The patient was treated with oral ciprofloxacin 500 mg twice a day for 2 months. Although the lesions dried up and the pain reduced, the size did not reduce significantly. Perianal lesions regressed at the end of 2 months. Surgical excision of the lesion on labia majora was considered, but as patient showed improvement with oral medication and was unwilling for further surgical management, it was not done. Revision of doses of immunosuppressants was discussed with the urologist and lowering of steroid dose was considered subsequently.

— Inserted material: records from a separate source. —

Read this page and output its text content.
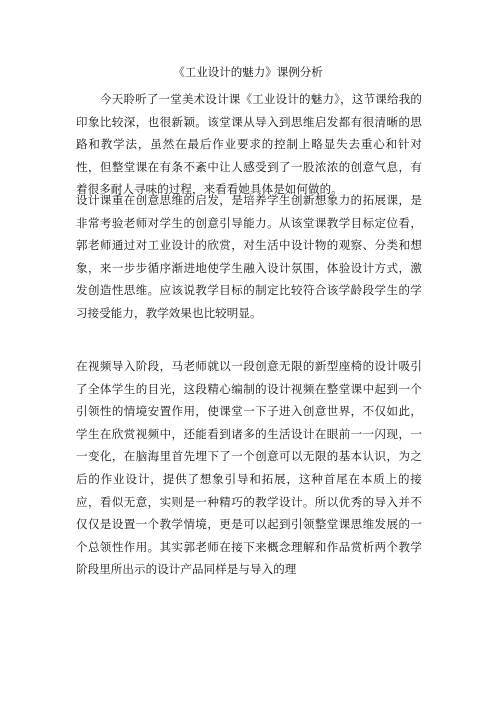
《工业设计的魅力》课例分析

今天聆听了一堂美术设计课《工业设计的魅力》，这节课给我的印象比较深，也很新颖。该堂课从导入到思维启发都有很清晰的思路和教学法，虽然在最后作业要求的控制上略显失去重心和针对性，但整堂课在有条不紊中让人感受到了一股浓浓的创意气息，有着很多耐人寻味的过程，来看看她具体是如何做的。

设计课重在创意思维的启发，是培养学生创新想象力的拓展课，是非常考验老师对学生的创意引导能力。从该堂课教学目标定位看，郭老师通过对工业设计的欣赏，对生活中设计物的观察、分类和想象，来一步步循序渐进地使学生融入设计氛围，体验设计方式，激发创造性思维。应该说教学目标的制定比较符合该学龄段学生的学习接受能力，教学效果也比较明显。

在视频导入阶段，马老师就以一段创意无限的新型座椅的设计吸引了全体学生的目光，这段精心编制的设计视频在整堂课中起到一个引领性的情境安置作用，使课堂一下子进入创意世界，不仅如此，学生在欣赏视频中，还能看到诸多的生活设计在眼前一一闪现，一一变化，在脑海里首先埋下了一个创意可以无限的基本认识，为之后的作业设计，提供了想象引导和拓展，这种首尾在本质上的接应，看似无意，实则是一种精巧的教学设计。所以优秀的导入并不仅仅是设置一个教学情境，更是可以起到引领整堂课思维发展的一个总领性作用。其实郭老师在接下来概念理解和作品赏析两个教学阶段里所出示的设计产品同样是与导入的理
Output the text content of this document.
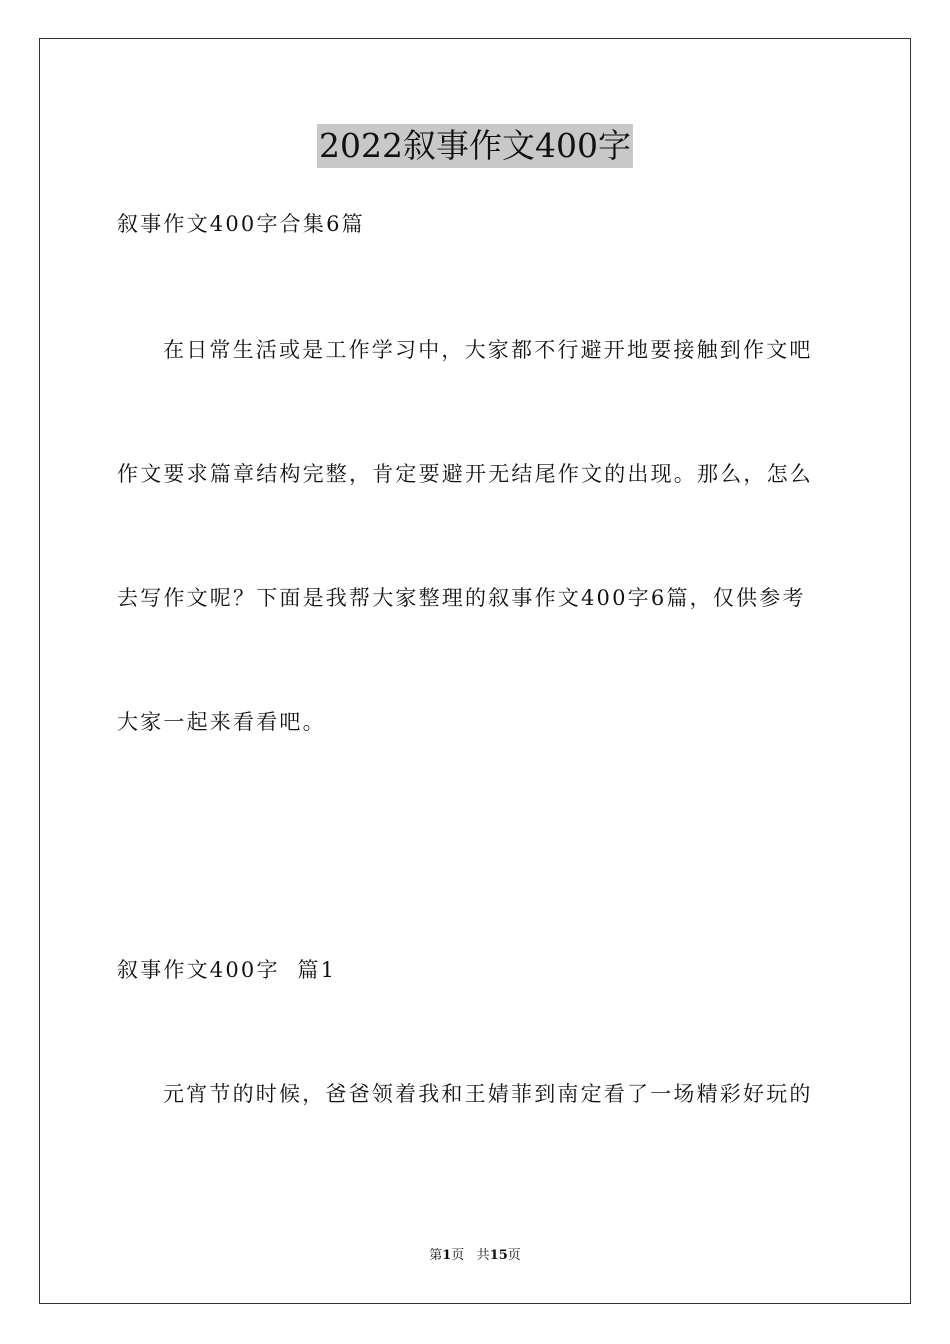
2022叙事作文400字
叙事作文400字合集6篇
在日常生活或是工作学习中，大家都不行避开地要接触到作文吧
作文要求篇章结构完整，肯定要避开无结尾作文的出现。那么，怎么
去写作文呢？下面是我帮大家整理的叙事作文400字6篇，仅供参考
大家一起来看看吧。
叙事作文400字  篇1
元宵节的时候，爸爸领着我和王婧菲到南定看了一场精彩好玩的
第1页 共15页
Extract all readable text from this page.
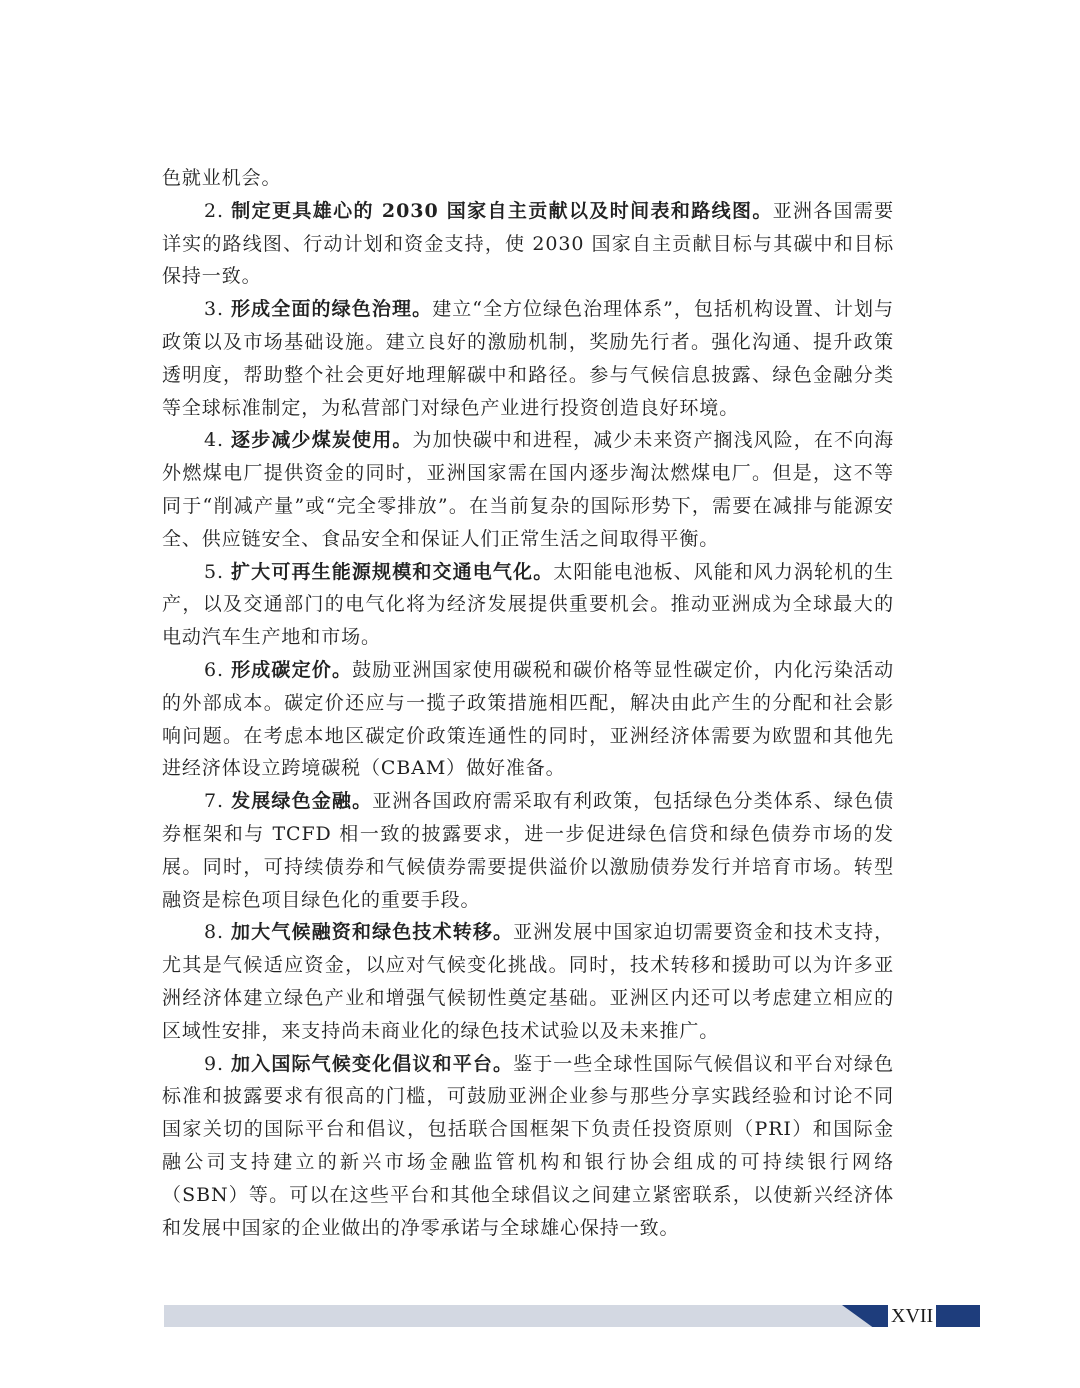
色就业机会。

2. 制定更具雄心的 2030 国家自主贡献以及时间表和路线图。亚洲各国需要详实的路线图、行动计划和资金支持，使 2030 国家自主贡献目标与其碳中和目标保持一致。

3. 形成全面的绿色治理。建立“全方位绿色治理体系”，包括机构设置、计划与政策以及市场基础设施。建立良好的激励机制，奖励先行者。强化沟通、提升政策透明度，帮助整个社会更好地理解碳中和路径。参与气候信息披露、绿色金融分类等全球标准制定，为私营部门对绿色产业进行投资创造良好环境。

4. 逐步减少煤炭使用。为加快碳中和进程，减少未来资产搁浅风险，在不向海外燃煤电厂提供资金的同时，亚洲国家需在国内逐步淘汰燃煤电厂。但是，这不等同于“削减产量”或“完全零排放”。在当前复杂的国际形势下，需要在减排与能源安全、供应链安全、食品安全和保证人们正常生活之间取得平衡。

5. 扩大可再生能源规模和交通电气化。太阳能电池板、风能和风力涡轮机的生产，以及交通部门的电气化将为经济发展提供重要机会。推动亚洲成为全球最大的电动汽车生产地和市场。

6. 形成碳定价。鼓励亚洲国家使用碳税和碳价格等显性碳定价，内化污染活动的外部成本。碳定价还应与一揽子政策措施相匹配，解决由此产生的分配和社会影响问题。在考虑本地区碳定价政策连通性的同时，亚洲经济体需要为欧盟和其他先进经济体设立跨境碳税（CBAM）做好准备。

7. 发展绿色金融。亚洲各国政府需采取有利政策，包括绿色分类体系、绿色债券框架和与 TCFD 相一致的披露要求，进一步促进绿色信贷和绿色债券市场的发展。同时，可持续债券和气候债券需要提供溢价以激励债券发行并培育市场。转型融资是棕色项目绿色化的重要手段。

8. 加大气候融资和绿色技术转移。亚洲发展中国家迫切需要资金和技术支持，尤其是气候适应资金，以应对气候变化挑战。同时，技术转移和援助可以为许多亚洲经济体建立绿色产业和增强气候韧性奠定基础。亚洲区内还可以考虑建立相应的区域性安排，来支持尚未商业化的绿色技术试验以及未来推广。

9. 加入国际气候变化倡议和平台。鉴于一些全球性国际气候倡议和平台对绿色标准和披露要求有很高的门槛，可鼓励亚洲企业参与那些分享实践经验和讨论不同国家关切的国际平台和倡议，包括联合国框架下负责任投资原则（PRI）和国际金融公司支持建立的新兴市场金融监管机构和银行协会组成的可持续银行网络（SBN）等。可以在这些平台和其他全球倡议之间建立紧密联系，以使新兴经济体和发展中国家的企业做出的净零承诺与全球雄心保持一致。

XVII
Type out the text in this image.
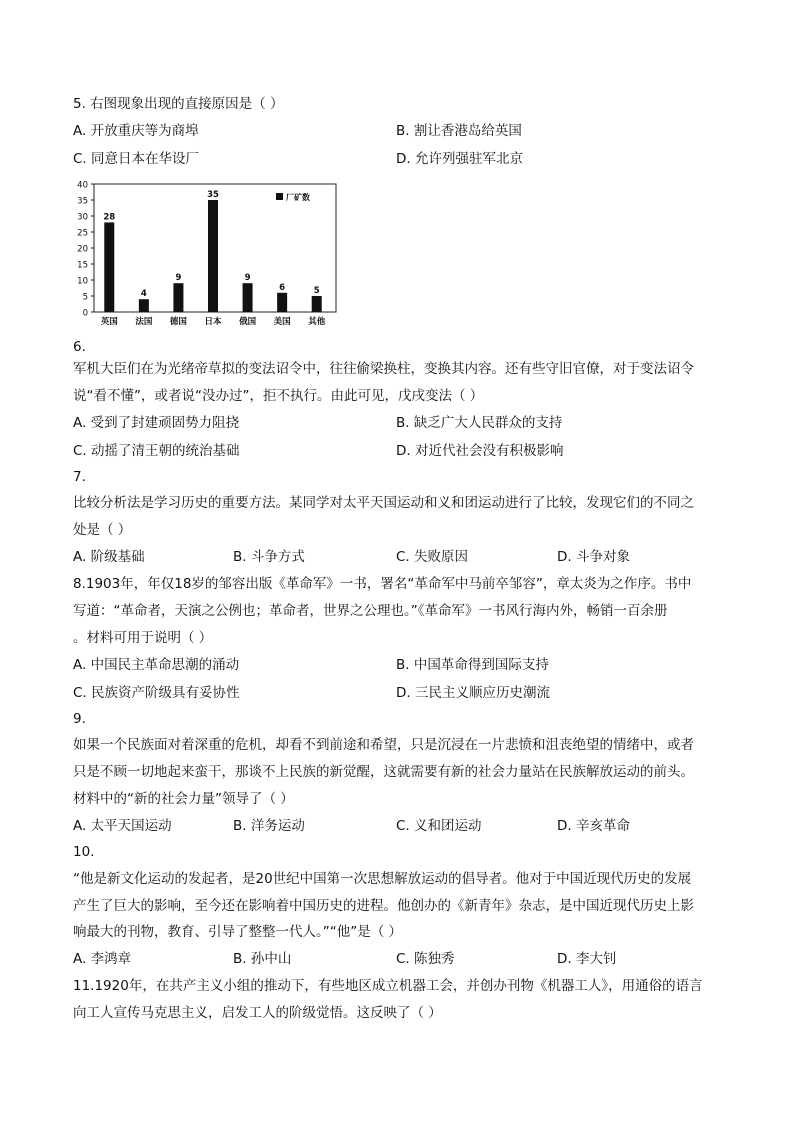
5. 右图现象出现的直接原因是（ ）
A. 开放重庆等为商埠	B. 割让香港岛给英国
C. 同意日本在华设厂	D. 允许列强驻军北京
0
5
10
15
20
25
30
35
40
28
英国
4
法国
9
德国
35
日本
9
俄国
6
美国
5
其他
厂矿数
6.
军机大臣们在为光绪帝草拟的变法诏令中，往往偷梁换柱，变换其内容。还有些守旧官僚，对于变法诏令
说“看不懂”，或者说“没办过”，拒不执行。由此可见，戊戌变法（ ）
A. 受到了封建顽固势力阻挠	B. 缺乏广大人民群众的支持
C. 动摇了清王朝的统治基础	D. 对近代社会没有积极影响
7.
比较分析法是学习历史的重要方法。某同学对太平天国运动和义和团运动进行了比较，发现它们的不同之
处是（ ）
A. 阶级基础	B. 斗争方式	C. 失败原因	D. 斗争对象
8.1903年，年仅18岁的邹容出版《革命军》一书，署名“革命军中马前卒邹容”，章太炎为之作序。书中
写道：“革命者，天演之公例也；革命者，世界之公理也。”《革命军》一书风行海内外，畅销一百余册
。材料可用于说明（ ）
A. 中国民主革命思潮的涌动	B. 中国革命得到国际支持
C. 民族资产阶级具有妥协性	D. 三民主义顺应历史潮流
9.
如果一个民族面对着深重的危机，却看不到前途和希望，只是沉浸在一片悲愤和沮丧绝望的情绪中，或者
只是不顾一切地起来蛮干，那谈不上民族的新觉醒，这就需要有新的社会力量站在民族解放运动的前头。
材料中的“新的社会力量”领导了（ ）
A. 太平天国运动	B. 洋务运动	C. 义和团运动	D. 辛亥革命
10.
“他是新文化运动的发起者，是20世纪中国第一次思想解放运动的倡导者。他对于中国近现代历史的发展
产生了巨大的影响，至今还在影响着中国历史的进程。他创办的《新青年》杂志，是中国近现代历史上影
响最大的刊物，教育、引导了整整一代人。”“他”是（ ）
A. 李鸿章	B. 孙中山	C. 陈独秀	D. 李大钊
11.1920年，在共产主义小组的推动下，有些地区成立机器工会，并创办刊物《机器工人》，用通俗的语言
向工人宣传马克思主义，启发工人的阶级觉悟。这反映了（ ）
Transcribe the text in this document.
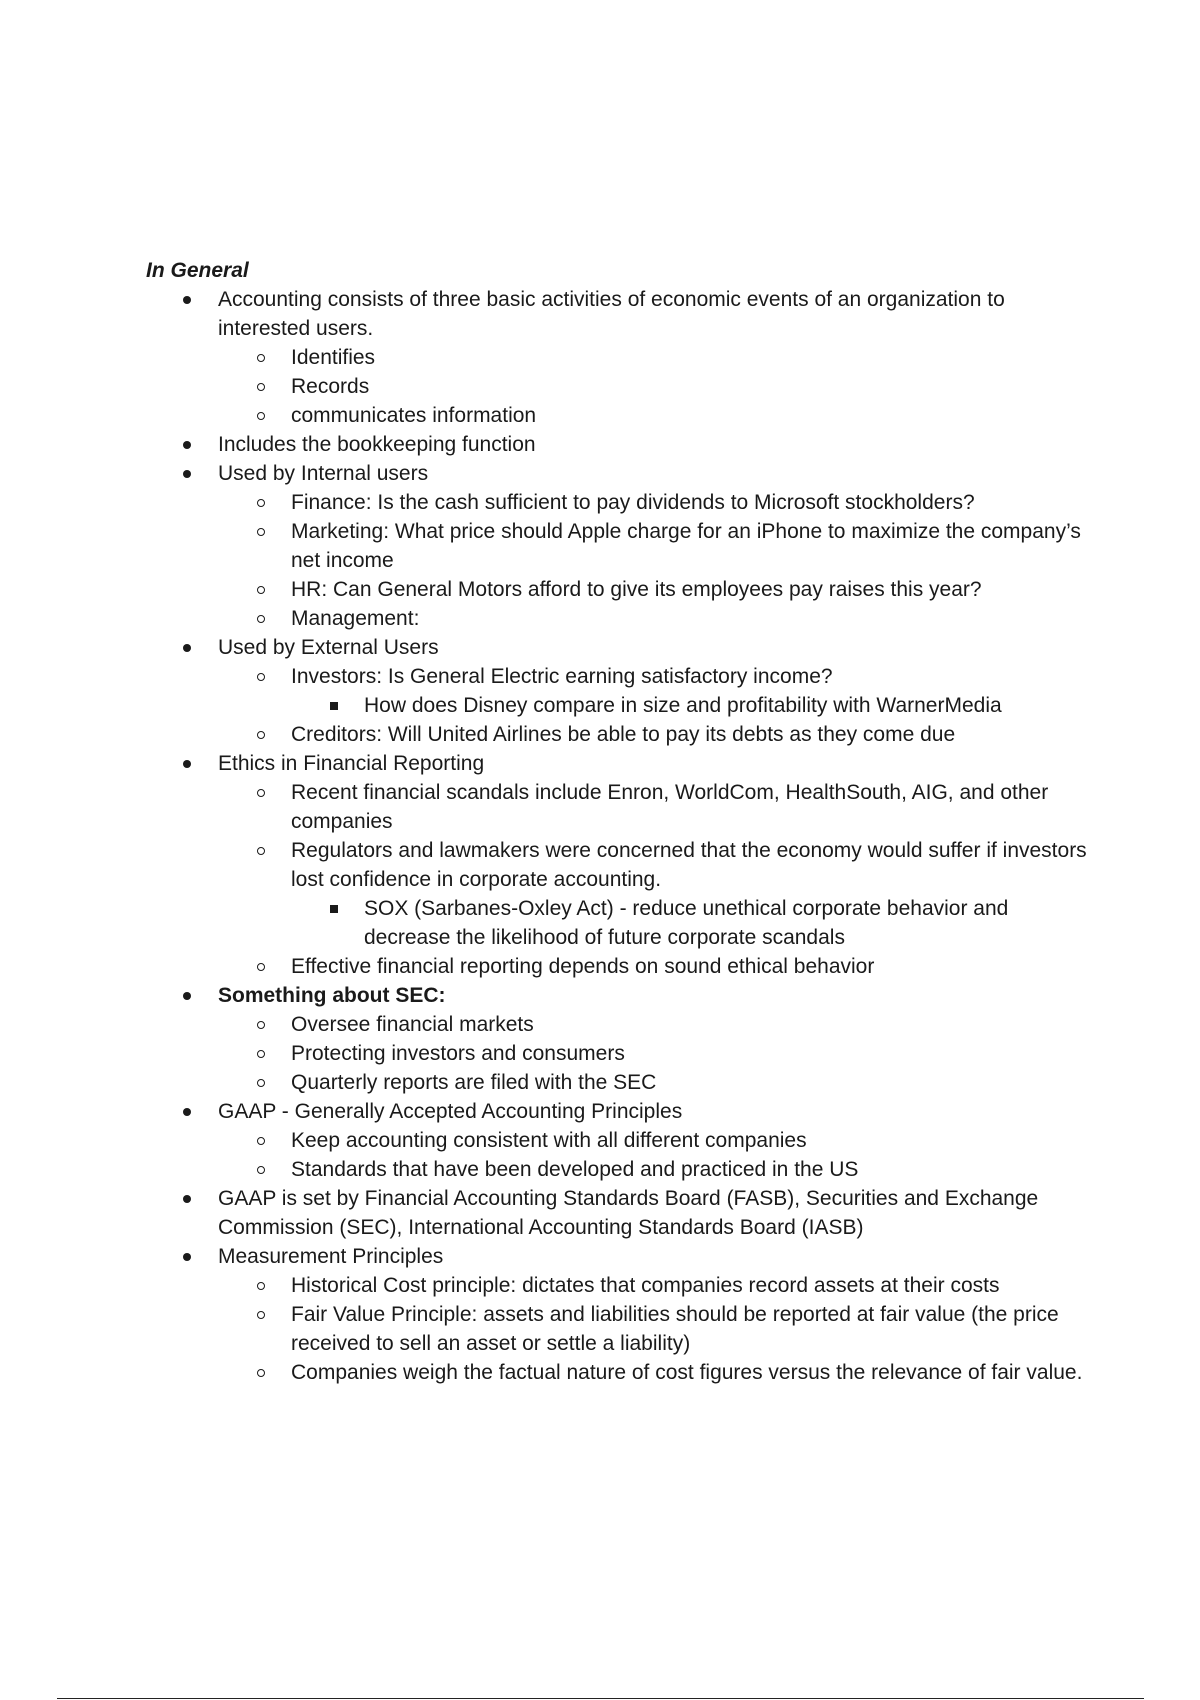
In General
Accounting consists of three basic activities of economic events of an organization to interested users.
Identifies
Records
communicates information
Includes the bookkeeping function
Used by Internal users
Finance: Is the cash sufficient to pay dividends to Microsoft stockholders?
Marketing: What price should Apple charge for an iPhone to maximize the company’s net income
HR: Can General Motors afford to give its employees pay raises this year?
Management:
Used by External Users
Investors: Is General Electric earning satisfactory income?
How does Disney compare in size and profitability with WarnerMedia
Creditors: Will United Airlines be able to pay its debts as they come due
Ethics in Financial Reporting
Recent financial scandals include Enron, WorldCom, HealthSouth, AIG, and other companies
Regulators and lawmakers were concerned that the economy would suffer if investors lost confidence in corporate accounting.
SOX (Sarbanes-Oxley Act) - reduce unethical corporate behavior and decrease the likelihood of future corporate scandals
Effective financial reporting depends on sound ethical behavior
Something about SEC:
Oversee financial markets
Protecting investors and consumers
Quarterly reports are filed with the SEC
GAAP - Generally Accepted Accounting Principles
Keep accounting consistent with all different companies
Standards that have been developed and practiced in the US
GAAP is set by Financial Accounting Standards Board (FASB), Securities and Exchange Commission (SEC), International Accounting Standards Board (IASB)
Measurement Principles
Historical Cost principle: dictates that companies record assets at their costs
Fair Value Principle: assets and liabilities should be reported at fair value (the price received to sell an asset or settle a liability)
Companies weigh the factual nature of cost figures versus the relevance of fair value.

The term malakoplakia meaning “soft plaque” was first described by von Hansemann in 1901 and Michaelis and Gutmann in 1902. Cutaneous malakoplakia was reported by Leclerc and Bernier in 1972. Malakoplakia is a chronic granulomatous response to infective agents in immunocompromised individuals. The immunocompromised state maybe due to HIV infection, renal transplant, neoplasms, or immunosuppressive medication. The lesions are a result of acquired bactericidal defect of macrophages caused by immunosuppression. Of the 52 cases of cutaneous malakoplakia reported so far, 17 have been in female patients with a male: female ratio of 2:1. The most common site of involvement was perianal 19% (n = 10), and the most common presentation was nodules seen in 23% (n = 12). Other presentations were ulcerations, indurated plaques, and abscesses. There are few case reports of malakoplakia occurring on the abdomen, neck, and face. Only one other case presented on the vulva with ulcerated lesions. According to some reports, in cases of noncutaneous, genitourinary malakoplakia, incidence among females is slightly higher and the age group of sixth to seventh decade is the most commonly affected.,
Most common organisms isolated were coliforms such as E. coli, Klebsiella, Proteus in 90% cases; however, Staphylococcus aureus, Rhodococci, Mycobacterium avium, and M. tuberculosis have also been reported.
A defect in the lysosomal killing and digestion of phagocytized bacteria with deficiencies of beta glucuronidase and 3', 5' guanosine monophosphate dehydrogenase has been postulated as the pathology of this condition.
Histopathology is characteristic with presence of large sheets of histiocytes containing basophilic intracytoplasmic inclusion bodies called “Michaelis Gutmann bodies.”, These bodies have a “target appearance,” are PAS positive, diastase resistant, and stain positive for Von Kossa and Prussian blue due to the presence of calcium and iron.
Management is with wide surgical excision and with antibiotics such as quinolones, with ciprofloxacin being the most effective. Trimethoprim-sulfamethoxazole is also considered useful. Discontinuation of immunosuppressive treatment may be considered.
We report this case as a classic and rare example of cutaneous malakoplakia in an immunosuppressed female renal transplant patient, with growth of E. coli and demonstrating “Michaelis–Gutmann” bodies.